Steele will remain in place for about another month. The federation’s board of directors did not cite a specific reason for the change. Athletes were told in a conference call Tuesday night, and John Rosen will assume the CEO role on an interim basis until a permanent hire is made.

“This was a very difficult decision,” USABS board chair Bob Bergbauer said. “We are grateful for Darrin’s guidance, but the board feels it’s time for a fresh perspective as we head into the future.”

The news comes less than two months before the federation begins work for the coming season.

“Darrin did a great job and I’ll always appreciate everything he ever did for us,” USA Bobsled coach Mike Kohn said after the news was announced. “The thing about Darrin that a lot of people don’t understand is there’s a lot that goes on that people never know about, high-level things that take place that pave the way for people to be successful. That’s the thing Darrin was great about and great about helping me with.”

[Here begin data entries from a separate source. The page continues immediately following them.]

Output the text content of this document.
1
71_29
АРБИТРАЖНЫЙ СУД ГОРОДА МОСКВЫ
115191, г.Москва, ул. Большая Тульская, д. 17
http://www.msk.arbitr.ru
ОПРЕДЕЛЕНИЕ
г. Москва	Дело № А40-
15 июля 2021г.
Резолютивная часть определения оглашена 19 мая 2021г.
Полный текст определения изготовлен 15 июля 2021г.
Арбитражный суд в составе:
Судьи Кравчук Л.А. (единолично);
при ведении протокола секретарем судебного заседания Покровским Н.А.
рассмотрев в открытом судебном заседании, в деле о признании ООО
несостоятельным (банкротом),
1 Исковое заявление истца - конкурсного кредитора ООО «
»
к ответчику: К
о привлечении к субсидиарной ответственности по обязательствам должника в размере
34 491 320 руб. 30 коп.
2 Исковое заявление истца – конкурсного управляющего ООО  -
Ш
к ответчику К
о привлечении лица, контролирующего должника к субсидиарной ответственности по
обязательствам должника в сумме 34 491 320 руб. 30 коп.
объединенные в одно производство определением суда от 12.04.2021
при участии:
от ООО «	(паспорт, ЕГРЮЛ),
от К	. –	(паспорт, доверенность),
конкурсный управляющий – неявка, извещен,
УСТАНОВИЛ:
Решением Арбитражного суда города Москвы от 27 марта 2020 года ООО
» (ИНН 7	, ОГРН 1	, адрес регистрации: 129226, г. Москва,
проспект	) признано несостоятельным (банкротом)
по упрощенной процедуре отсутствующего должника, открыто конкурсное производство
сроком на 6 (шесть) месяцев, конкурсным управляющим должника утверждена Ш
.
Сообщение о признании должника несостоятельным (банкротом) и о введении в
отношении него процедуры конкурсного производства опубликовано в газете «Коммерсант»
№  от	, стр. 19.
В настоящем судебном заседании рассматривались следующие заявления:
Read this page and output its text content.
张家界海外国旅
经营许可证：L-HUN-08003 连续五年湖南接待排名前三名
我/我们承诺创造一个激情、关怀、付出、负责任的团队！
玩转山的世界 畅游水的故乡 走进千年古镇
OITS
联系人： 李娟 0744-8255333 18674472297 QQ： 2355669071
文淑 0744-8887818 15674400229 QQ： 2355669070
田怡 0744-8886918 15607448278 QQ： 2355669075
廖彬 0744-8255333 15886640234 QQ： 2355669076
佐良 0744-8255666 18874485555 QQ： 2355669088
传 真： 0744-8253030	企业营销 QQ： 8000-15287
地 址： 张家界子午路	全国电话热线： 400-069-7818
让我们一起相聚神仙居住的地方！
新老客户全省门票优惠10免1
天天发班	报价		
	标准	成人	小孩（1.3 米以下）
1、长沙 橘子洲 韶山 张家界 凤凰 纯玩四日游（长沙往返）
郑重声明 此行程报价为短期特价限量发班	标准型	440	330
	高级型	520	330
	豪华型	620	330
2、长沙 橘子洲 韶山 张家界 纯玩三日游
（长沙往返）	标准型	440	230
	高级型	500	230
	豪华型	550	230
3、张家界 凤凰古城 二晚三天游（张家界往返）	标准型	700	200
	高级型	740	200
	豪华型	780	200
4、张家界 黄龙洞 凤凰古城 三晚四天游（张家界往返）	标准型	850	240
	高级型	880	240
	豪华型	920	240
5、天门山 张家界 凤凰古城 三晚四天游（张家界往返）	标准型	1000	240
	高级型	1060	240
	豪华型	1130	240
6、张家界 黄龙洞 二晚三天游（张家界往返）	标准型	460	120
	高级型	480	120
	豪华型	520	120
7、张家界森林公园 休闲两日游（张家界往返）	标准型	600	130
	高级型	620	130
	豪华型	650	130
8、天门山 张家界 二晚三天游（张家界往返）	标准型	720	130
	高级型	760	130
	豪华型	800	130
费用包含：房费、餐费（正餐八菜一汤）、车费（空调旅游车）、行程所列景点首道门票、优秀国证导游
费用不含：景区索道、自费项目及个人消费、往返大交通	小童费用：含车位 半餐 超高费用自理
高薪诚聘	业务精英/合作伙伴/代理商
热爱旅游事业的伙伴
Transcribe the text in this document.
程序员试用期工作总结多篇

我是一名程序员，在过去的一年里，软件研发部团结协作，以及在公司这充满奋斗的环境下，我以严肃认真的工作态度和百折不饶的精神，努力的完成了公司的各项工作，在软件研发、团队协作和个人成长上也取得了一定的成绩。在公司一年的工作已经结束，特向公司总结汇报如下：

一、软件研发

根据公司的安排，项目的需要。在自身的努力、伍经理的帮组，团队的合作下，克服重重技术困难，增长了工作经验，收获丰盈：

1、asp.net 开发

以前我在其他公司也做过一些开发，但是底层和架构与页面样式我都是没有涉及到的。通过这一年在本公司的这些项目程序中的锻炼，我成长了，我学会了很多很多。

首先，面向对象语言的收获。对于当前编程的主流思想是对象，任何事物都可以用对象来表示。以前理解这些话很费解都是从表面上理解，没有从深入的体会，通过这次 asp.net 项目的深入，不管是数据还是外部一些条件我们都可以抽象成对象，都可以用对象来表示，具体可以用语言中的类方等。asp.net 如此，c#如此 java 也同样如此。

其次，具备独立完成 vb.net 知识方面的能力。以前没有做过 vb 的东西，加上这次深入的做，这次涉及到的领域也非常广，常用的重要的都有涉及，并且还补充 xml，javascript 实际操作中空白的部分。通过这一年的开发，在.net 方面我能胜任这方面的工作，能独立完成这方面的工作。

Steele was a two-time Olympic athlete in bobsled, and then took over as CEO in 2007. The U.S. sled driven by Steven Holcomb won four-man gold in Vancouver three years later, ending a 62-year drought for the Americans in bobsled’s signature race. Holcomb drove to two more medals at the Sochi Games in 2014, and U.S. women’s drivers Erin Pac, Elana Meyers Taylor (twice) and Jamie Greubel Poser all guided sleds to Olympic medals during Steele’s tenure as well. Noelle Pikus-Pace and Matt Antoine won Olympic skeleton medals, and for much of Steele’s tenure the federation enjoyed constant success.

But the last two years have been filled with one issue after another. Holcomb died in 2017, sending shock waves through the team and the entire federation. The bobsled and skeleton teams managed just one medal at the Pyeongchang Games in 2018, and last year’s World Cup season landed only eight medals — seven earned by the driving of Meyers Taylor, and the other a bronze in women’s skeleton by Kendall Wesenberg.

“I’m incredibly grateful for the past 12 years with USABS,” Steele said in a statement released by the federation. “I’ve been able to work with some amazing people and shared some incredible moments that I’ll never forget. I’m proud of the work we’ve done, and I wish the organization well as the baton is passed to the next federation leader.”

Steele is also a vice president for the International Bobsleigh & Skeleton Federation, the sport’s governing body. He will remain in that role.